İhracatçıları küresel sınamalar ve fırsatlar hakkında bilgilendiren TİM, bu kapsamda Cumhurbaşkanlığı Sözcüsü ve Cumhurbaşkanı Başdanışmanı Prof.Dr. İbrahim Kalın’ı TİM Dış Ticaret Kompleksi’nde ağırladı. “Cumhuriyetimizin 100’üncü Yılına Doğru Jeopolitik Sınamalar ve Fırsatlar” başlıklı sunum gerçekleştiren Kalın, şunları söyledi: “Yerli ve milli olmak ile dünyaya entegre olmak arasındaki dengenin kurulması büyük önem arz ediyor. Altın oran dengeyi sağlayan temel unsurdur. Türkiye, doğu ile batı arasında, yerel-milli olmak ile küresellik arasında, gelenek ile modernize arasında bu altın oranı ve dengeyi kurmuştur. Siyaset anlayışımızı ve ticaretimizi altın oranla geliştirmeye devam edeceğiz. Bu manada Cumhuriyetimizin 100’üncü yılına dünyanın en güçlü ve saygın ülkelerinden birisi olarak gireceğini söyleyebiliriz. Cumhuriyetimizin temelleri bize böyle bir imkanı fazlasıyla sunmaktadır.“
İnsanlığın fiziki gerçekliğin ötesine geçen başka gerçeklik boyutlarıyla ilerlediğini kaydeden Kalın, “Biz buna sanal gerçeklik, güçlendirilmiş gerçeklik ve metaverse diyoruz. Aslında bir anlamda gerçekle hayal ettiğimizin iç içe geçtiği ve bunların birbirini beslediği bir dünyaya doğru hızlı bir şekilde gidiyoruz. Metaverse dediğimiz yeni dünyalarla karşımıza yeni fırsatlar ve tehditler çıkacak. Bu dünyalara ilgisiz kalma şansımız yok.

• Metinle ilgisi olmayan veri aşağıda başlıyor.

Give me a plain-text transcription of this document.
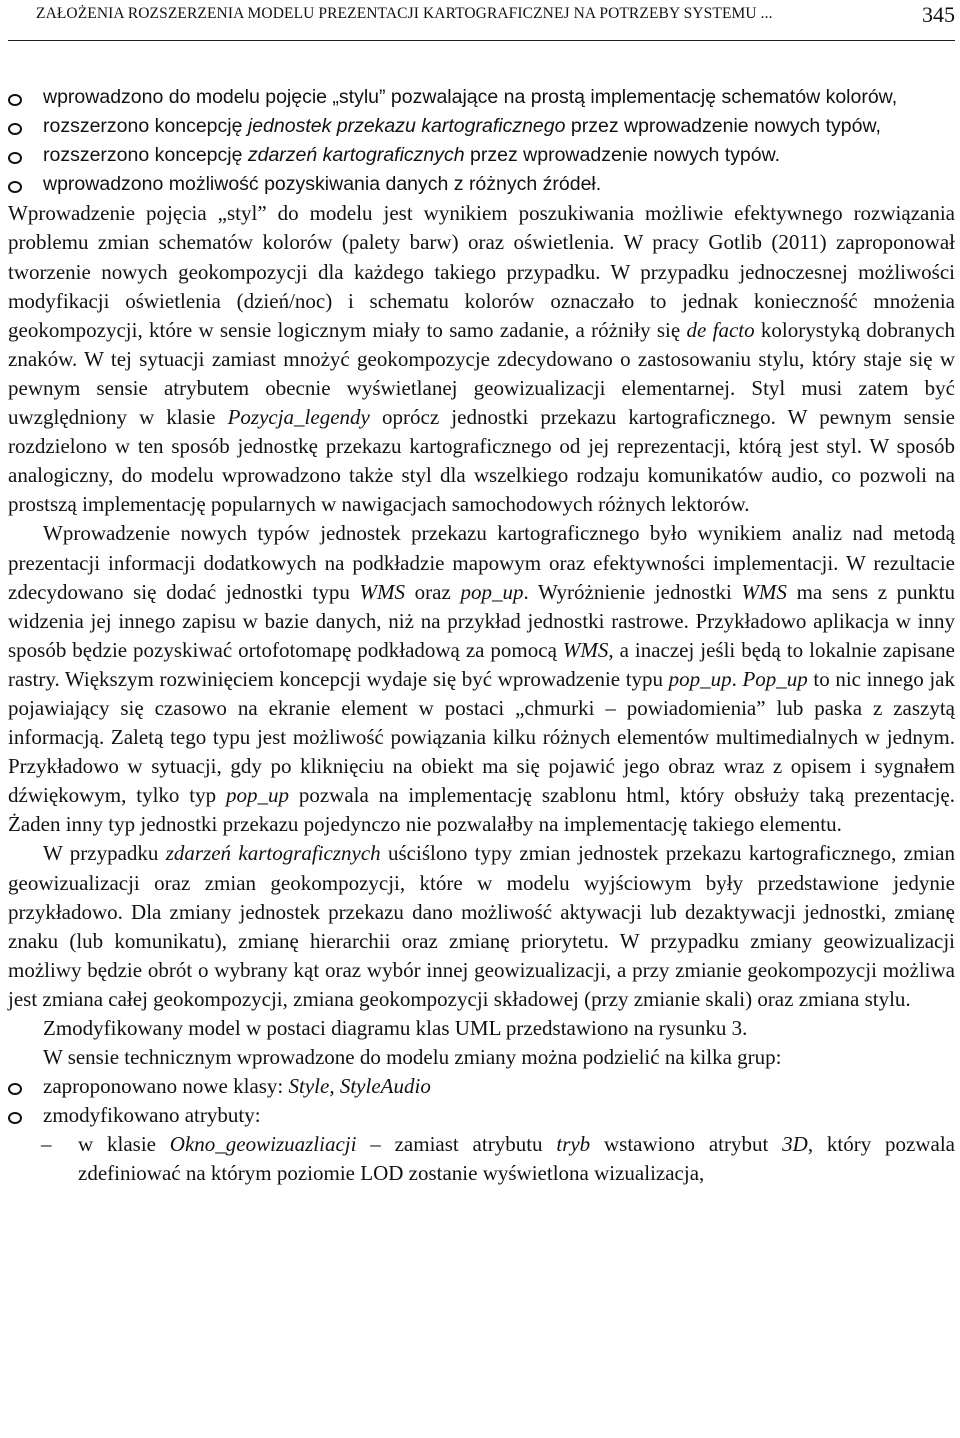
ZAŁOŻENIA ROZSZERZENIA MODELU PREZENTACJI KARTOGRAFICZNEJ NA POTRZEBY SYSTEMU ...	345
wprowadzono do modelu pojęcie „stylu” pozwalające na prostą implementację schematów kolorów,
rozszerzono koncepcję jednostek przekazu kartograficznego przez wprowadzenie nowych typów,
rozszerzono koncepcję zdarzeń kartograficznych przez wprowadzenie nowych typów.
wprowadzono możliwość pozyskiwania danych z różnych źródeł.

Wprowadzenie pojęcia „styl” do modelu jest wynikiem poszukiwania możliwie efektywnego rozwiązania problemu zmian schematów kolorów (palety barw) oraz oświetlenia. W pracy Gotlib (2011) zaproponował tworzenie nowych geokompozycji dla każdego takiego przypadku. W przypadku jednoczesnej możliwości modyfikacji oświetlenia (dzień/noc) i schematu kolorów oznaczało to jednak konieczność mnożenia geokompozycji, które w sensie logicznym miały to samo zadanie, a różniły się de facto kolorystyką dobranych znaków. W tej sytuacji zamiast mnożyć geokompozycje zdecydowano o zastosowaniu stylu, który staje się w pewnym sensie atrybutem obecnie wyświetlanej geowizualizacji elementarnej. Styl musi zatem być uwzględniony w klasie Pozycja_legendy oprócz jednostki przekazu kartograficznego. W pewnym sensie rozdzielono w ten sposób jednostkę przekazu kartograficznego od jej reprezentacji, którą jest styl. W sposób analogiczny, do modelu wprowadzono także styl dla wszelkiego rodzaju komunikatów audio, co pozwoli na prostszą implementację popularnych w nawigacjach samochodowych różnych lektorów.

Wprowadzenie nowych typów jednostek przekazu kartograficznego było wynikiem analiz nad metodą prezentacji informacji dodatkowych na podkładzie mapowym oraz efektywności implementacji. W rezultacie zdecydowano się dodać jednostki typu WMS oraz pop_up. Wyróżnienie jednostki WMS ma sens z punktu widzenia jej innego zapisu w bazie danych, niż na przykład jednostki rastrowe. Przykładowo aplikacja w inny sposób będzie pozyskiwać ortofotomapę podkładową za pomocą WMS, a inaczej jeśli będą to lokalnie zapisane rastry. Większym rozwinięciem koncepcji wydaje się być wprowadzenie typu pop_up. Pop_up to nic innego jak pojawiający się czasowo na ekranie element w postaci „chmurki – powiadomienia” lub paska z zaszytą informacją. Zaletą tego typu jest możliwość powiązania kilku różnych elementów multimedialnych w jednym. Przykładowo w sytuacji, gdy po kliknięciu na obiekt ma się pojawić jego obraz wraz z opisem i sygnałem dźwiękowym, tylko typ pop_up pozwala na implementację szablonu html, który obsłuży taką prezentację. Żaden inny typ jednostki przekazu pojedynczo nie pozwalałby na implementację takiego elementu.

W przypadku zdarzeń kartograficznych uściślono typy zmian jednostek przekazu kartograficznego, zmian geowizualizacji oraz zmian geokompozycji, które w modelu wyjściowym były przedstawione jedynie przykładowo. Dla zmiany jednostek przekazu dano możliwość aktywacji lub dezaktywacji jednostki, zmianę znaku (lub komunikatu), zmianę hierarchii oraz zmianę priorytetu. W przypadku zmiany geowizualizacji możliwy będzie obrót o wybrany kąt oraz wybór innej geowizualizacji, a przy zmianie geokompozycji możliwa jest zmiana całej geokompozycji, zmiana geokompozycji składowej (przy zmianie skali) oraz zmiana stylu.

Zmodyfikowany model w postaci diagramu klas UML przedstawiono na rysunku 3.

W sensie technicznym wprowadzone do modelu zmiany można podzielić na kilka grup:

zaproponowano nowe klasy: Style, StyleAudio
zmodyfikowano atrybuty:
– w klasie Okno_geowizuazliacji – zamiast atrybutu tryb wstawiono atrybut 3D, który pozwala zdefiniować na którym poziomie LOD zostanie wyświetlona wizualizacja,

Bunları doğru yönetebilirsek, fiziki gerçekliğin ötesindeki alternatif sanal gerçeklikleri insanlığa sunabilmek için belki yeni fırsatlar olacaktır” diye konuştu.
Bazı ülkelerle yeni sayfalar açılacak: “Yakın zamanda çok güzel gelişmeler olacak” diyen Kalın şu bilgileri verdi: “Bazı ülkelerle yeni sayfalar açma hazırlığındayız. Mısır ile görüşmelere başladık. Suudi Arabistan ile görüşmelerimiz devam ediyor. İsrail ile önemli bir noktaya geldik. Birçok ülkede yeni fırsatlar oluşacak. Hedeflerin ötesinde bir yıl geride kaldı. Şimdi 250 milyar doları, Cumhuriyetimizin 100’üncü yılında 300 milyar doları hedefliyoruz.”
Kalın, sözlerini şöyle sürdürdü: ‘‘Nahçıvan-Azerbaycan arasındaki koridorun açılması normalleşme diye tabir ettiğimiz sürecin bir parçasıdır. Bu süreç hem Türkiye’yi hem de Azerbaycan’ı ve tüm bölgeyi rahatlattığı gibi en çok Ermenistan’ı rahatlatacak. Eş zamanlı olarak Azerbaycan ile Ermenistan arasındaki sınır sorunları çözülecek ve barış anlaşması imzalanacak. Bu koridor, bizim Azerbaycan’ın ötesine gitmemizi kolaylaştıracak.’’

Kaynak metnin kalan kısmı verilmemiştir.